Modrikamen… Un parti si peu populaire
Par Thierry Pierret le Mercredi, 27 Janvier 2010 PDF Imprimer Envoyer

Un nouveau parti a vu le jour à la fin du mois de novembre. Le Parti populaire (PP) prétend vouloir donner un grand coup de pied dans la fourmilière de la politique traditionnelle. En réalité, il se positionne résolument à droite et ses propositions sont autant de déclarations de guerre aux salariés, aux allocataires sociaux ainsi qu’aux agents et usagers de la fonction publique.

Le fondateur du PP, Michaël Modrikamen, incarne le programme à lui tout seul. Modrikamen a été l’avocat d’actionnaires de Fortis après la déroute financière de ce holding qui a obligé l’Etat belge à intervenir pour le renflouer à coups de milliards d’argent public avant de le revendre à BNP-Paribas. Les actionnaires de Fortis y trouvaient largement leur compte, car ils ont été sauvés de la débâcle totale par l’Etat qui leur a garanti un prix minimum pour leurs actions. Mais les plus gourmands d’entre eux n’ont pas accepté de voir leurs plantureux bénéfices d’antan fondre comme neige au soleil. Ils ont exigé que l’Etat leur paye un prix supérieur pour leurs actions avec l’argent des contribuables. Ils ont trouvé en Modrikamen leur avocat et leur héraut.

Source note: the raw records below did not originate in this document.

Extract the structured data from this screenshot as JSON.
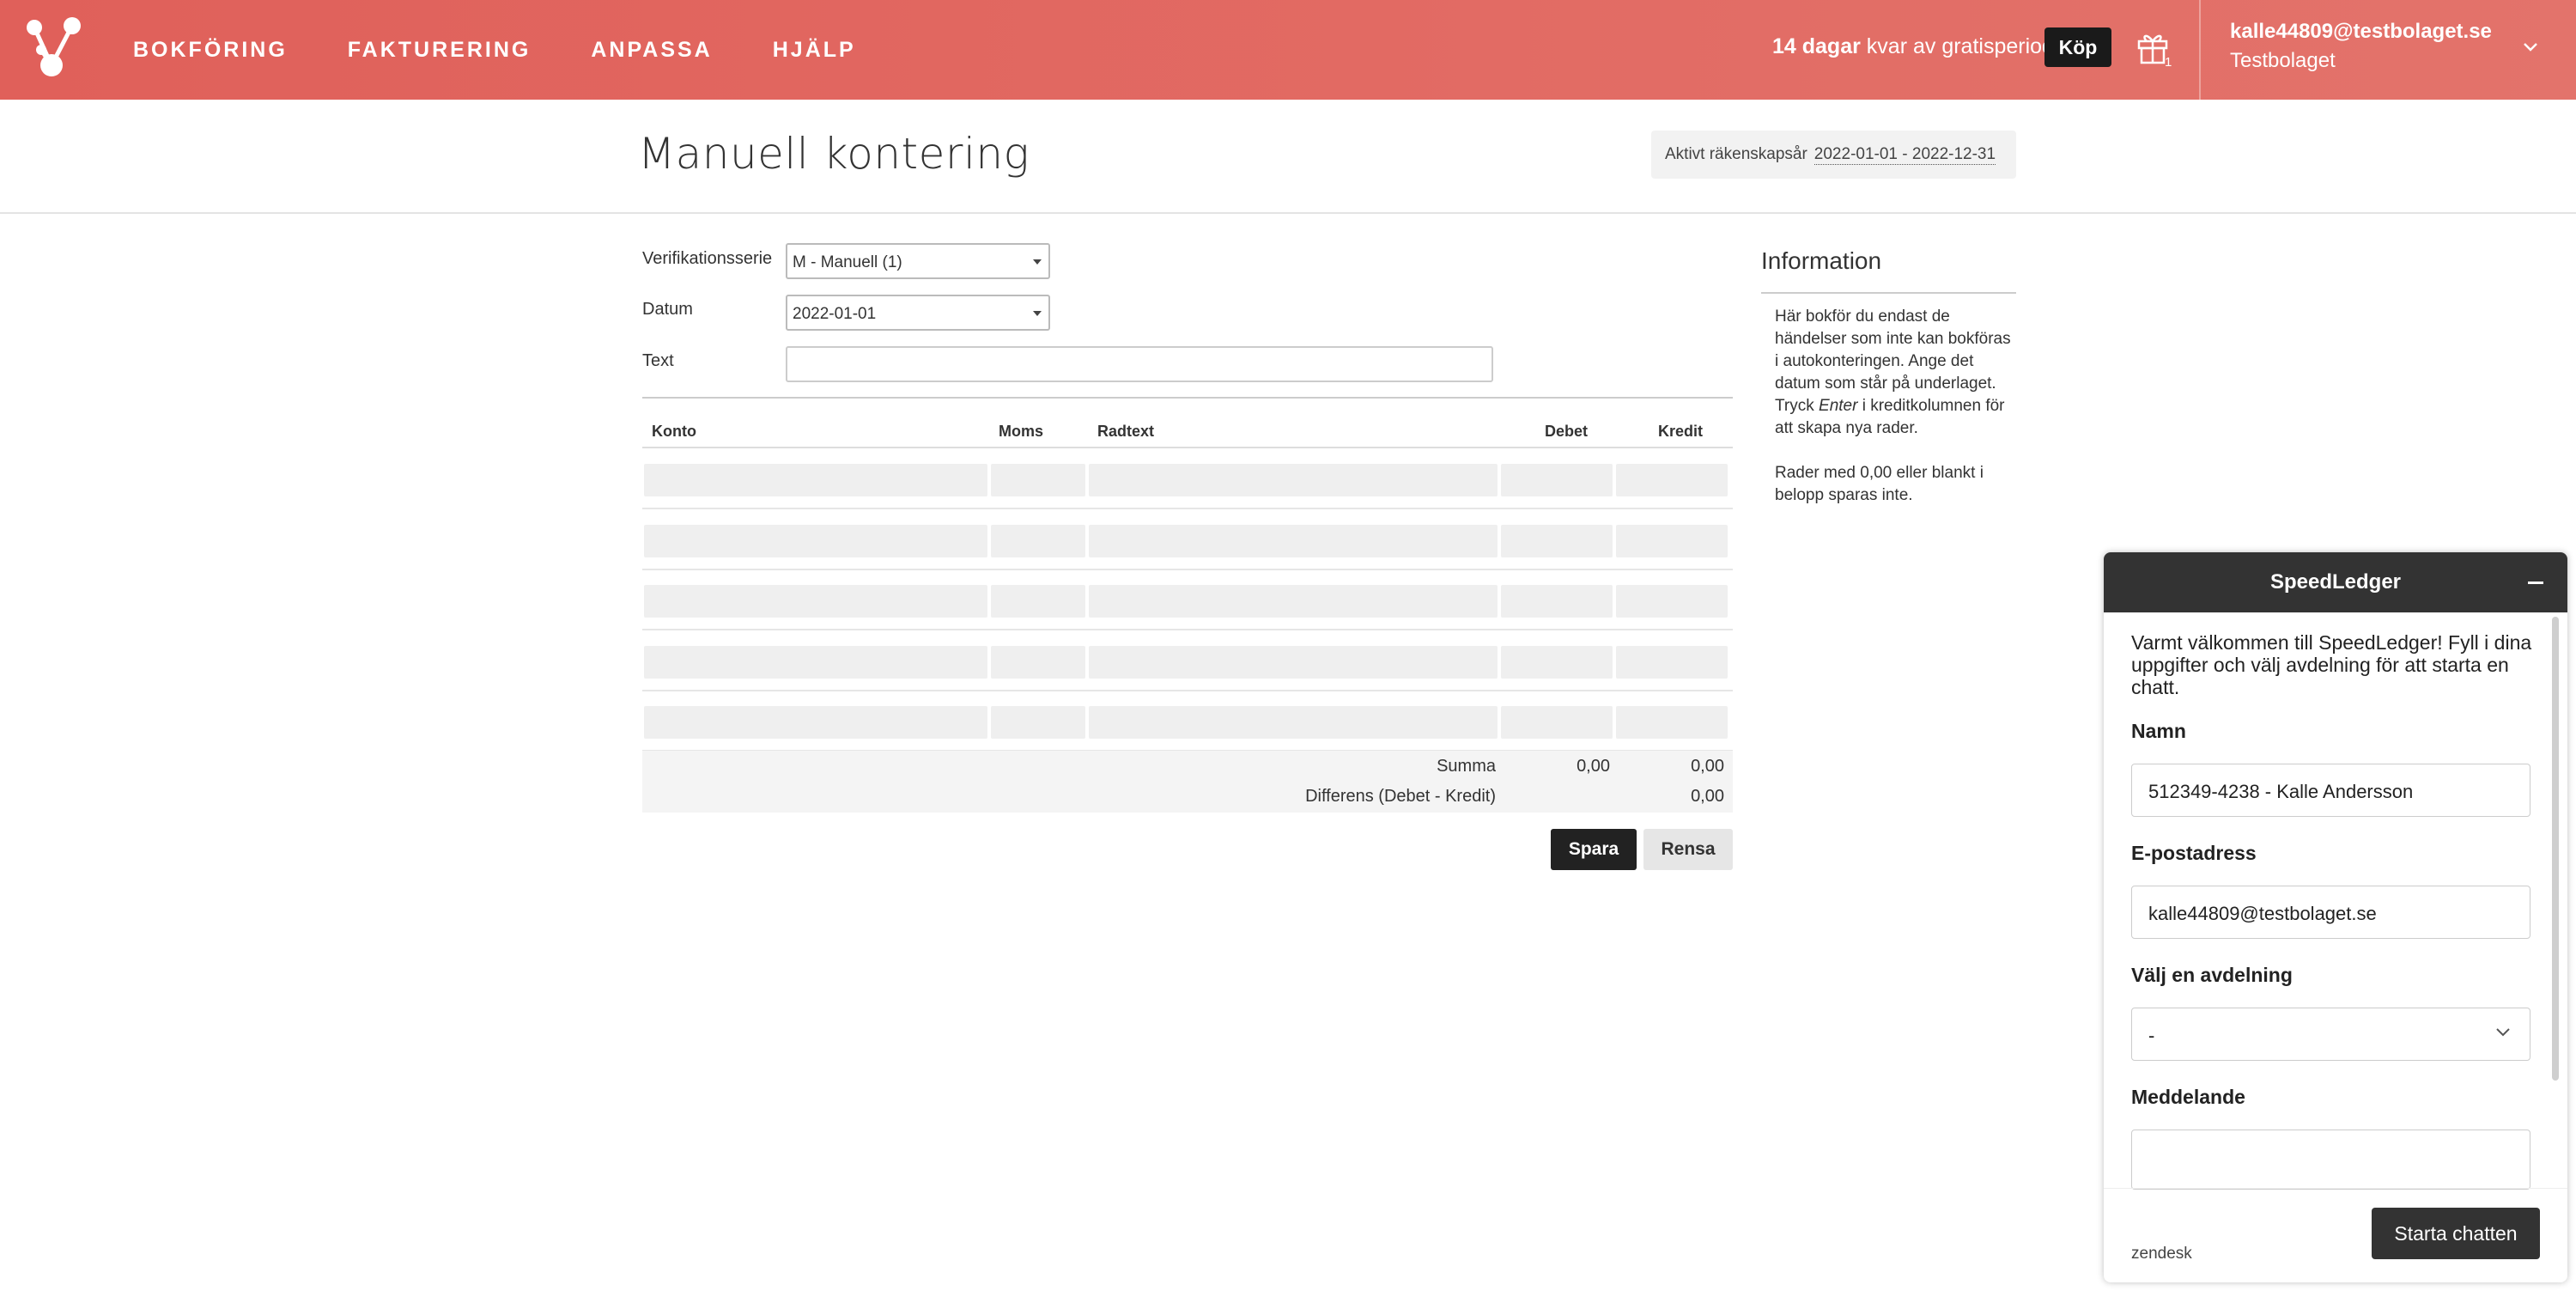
{
  "nav": {
    "items": [
      "BOKFÖRING",
      "FAKTURERING",
      "ANPASSA",
      "HJÄLP"
    ],
    "trial_bold": "14 dagar",
    "trial_rest": "kvar av gratisperiod",
    "buy_label": "Köp",
    "gift_count": "1",
    "account_email": "kalle44809@testbolaget.se",
    "account_company": "Testbolaget"
  },
  "page": {
    "title": "Manuell kontering",
    "fiscal_label": "Aktivt räkenskapsår",
    "fiscal_range": "2022-01-01 - 2022-12-31"
  },
  "form": {
    "series_label": "Verifikationsserie",
    "series_value": "M - Manuell (1)",
    "date_label": "Datum",
    "date_value": "2022-01-01",
    "text_label": "Text",
    "text_value": ""
  },
  "table": {
    "headers": {
      "konto": "Konto",
      "moms": "Moms",
      "radtext": "Radtext",
      "debet": "Debet",
      "kredit": "Kredit"
    },
    "rows": [
      {},
      {},
      {},
      {},
      {}
    ],
    "summa_label": "Summa",
    "summa_debet": "0,00",
    "summa_kredit": "0,00",
    "diff_label": "Differens (Debet - Kredit)",
    "diff_value": "0,00"
  },
  "buttons": {
    "save": "Spara",
    "clear": "Rensa"
  },
  "info": {
    "title": "Information",
    "p1_a": "Här bokför du endast de händelser som inte kan bokföras i autokonteringen. Ange det datum som står på underlaget. Tryck ",
    "p1_em": "Enter",
    "p1_b": " i kreditkolumnen för att skapa nya rader.",
    "p2": "Rader med 0,00 eller blankt i belopp sparas inte."
  },
  "chat": {
    "title": "SpeedLedger",
    "welcome": "Varmt välkommen till SpeedLedger! Fyll i dina uppgifter och välj avdelning för att starta en chatt.",
    "name_label": "Namn",
    "name_value": "512349-4238 - Kalle Andersson",
    "email_label": "E-postadress",
    "email_value": "kalle44809@testbolaget.se",
    "dept_label": "Välj en avdelning",
    "dept_value": "-",
    "message_label": "Meddelande",
    "brand": "zendesk",
    "start_label": "Starta chatten"
  },
  "colors": {
    "topbar": "#e0605a",
    "dark": "#222222"
  }
}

Un programme populiste de droite

Modrikamen a donc croisé le fer avec un gouvernement bourgeois qui, prétendument en défense de l’intérêt général, s’efforçait en fait de protéger les capitalistes de leur propre voracité. L’avocat des nantis a acquis un profil anti-establishment grâce à son "duel" médiatisé avec Yves Leterme et Didier Reynders. La démarche de Modrikamen fait écho celle de Jean-Marie Dedecker et de Bart De Wever en Flandre. Ils ont acquis leur profil anti-establishment en rompant bruyamment avec la politique traditionnelle. Mais leur programme, comme celui du PP, n’est qu’un ramassis de propositions néolibérales et sécuritaires qui vont de la baisse drastique des impôts et du nombre des fonctionnaires à la suppression des allocations de chômage dans le temps en passant par la stigmatisation à outrance des populations d’origine immigrée et une approche purement répressive de la criminalité. Ce sont les ingrédients du populisme de droite. Modrikamen fait flèche de tout bois dans son apologie du capitalisme, quitte à nier la réalité du changement climatique.

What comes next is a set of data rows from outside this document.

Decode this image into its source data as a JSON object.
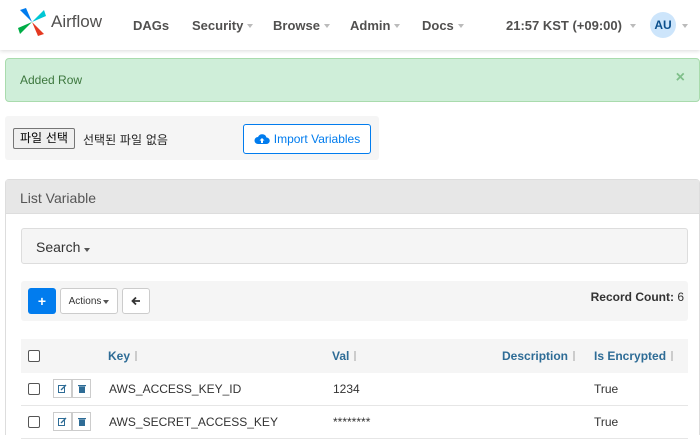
{
  "navbar": {
    "brand": "Airflow",
    "items": [
      {
        "label": "DAGs"
      },
      {
        "label": "Security"
      },
      {
        "label": "Browse"
      },
      {
        "label": "Admin"
      },
      {
        "label": "Docs"
      }
    ],
    "time": "21:57 KST (+09:00)",
    "avatar": "AU"
  },
  "alert": {
    "text": "Added Row",
    "close": "×"
  },
  "import": {
    "file_button": "파일 선택",
    "file_none": "선택된 파일 없음",
    "import_button": "Import Variables"
  },
  "panel": {
    "title": "List Variable",
    "search_label": "Search",
    "actions_label": "Actions",
    "add_label": "+",
    "record_count_label": "Record Count:",
    "record_count": "6"
  },
  "table": {
    "columns": [
      "Key",
      "Val",
      "Description",
      "Is Encrypted"
    ],
    "rows": [
      {
        "key": "AWS_ACCESS_KEY_ID",
        "val": "1234",
        "description": "",
        "encrypted": "True"
      },
      {
        "key": "AWS_SECRET_ACCESS_KEY",
        "val": "********",
        "description": "",
        "encrypted": "True"
      }
    ]
  },
  "colors": {
    "accent": "#017cee",
    "alert_bg": "#cfeed9",
    "alert_text": "#3c763d",
    "header_link": "#2e6c96"
  }
}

Dans une interview (1), il déclare à propos des réunions sur le changement climatique que "Le véritable problème est que l’on sent poindre derrière toutes ces réunions un discours terriblement anticapitaliste". Plus loin, il ajoute sur le même thème : "Je crains qu’on ne soit en train d’organiser la désertification économique de l’Europe par des craintes qui sont en partie infondées ou en tout cas des suppositions". Comme si la désertification économique de l’Europe n’avait pas lieu depuis longtemps! Elle est le fait des capitalistes qui, confrontés à des taux de profits de plus en plus bas, ont tenté de les restaurer en délocalisant des unités de production entières dans les pays à bas salaires ou en fermant carrément des unités de production pour investir leurs capitaux dans la spéculation tellement plus lucrative. Avec les conséquences pour l’économie mondiale que l’on connaît aujourd’hui…

Vers un grand parti de la droite francophone ?

Modrikamen ne cache pas son ambition de créer une large formation de droite qui engloberait le MR et la droite du CDH afin de pouvoir gouverner sans le PS. Mais la majorité de la bourgeoisie n’est pas prête aujourd’hui à appliquer la thérapie de choc d’un Modrikamen. Elle préfère s’appuyer sur la concertation sociale pour restaurer son taux de profit. Or la politique d’un Modrikamen implique d’en finir avec celle-ci et de rompre avec la bureaucratie syndicale qui ne pourrait plus, voire ne voudrait plus, empêcher les travailleurs de se lancer dans une confrontation de grande ampleur à l’issue imprévisible. Mais si la crise du capitalisme devait s’approfondir, par exemple suite à une réplique encore plus dévastatrice de la récente crise, des pans entiers de la bourgeoisie pourraient opter pour la confrontation faute de marge disponible pour la concertation.

En attendant, un sondage Ipsos (2) a crédité le PP de 3,1% en Wallonie et de 3,5% à Bruxelles. Si ce frémissement devait s’amplifier et se confirmer aux prochaines élections, cela n’exprimerait pas une droitisation de la société, encore moins une adhésion au capitalisme. Mais faute d’alternative crédible de la gauche politique et syndicale, il y aura toujours un espace pour le populisme de droite.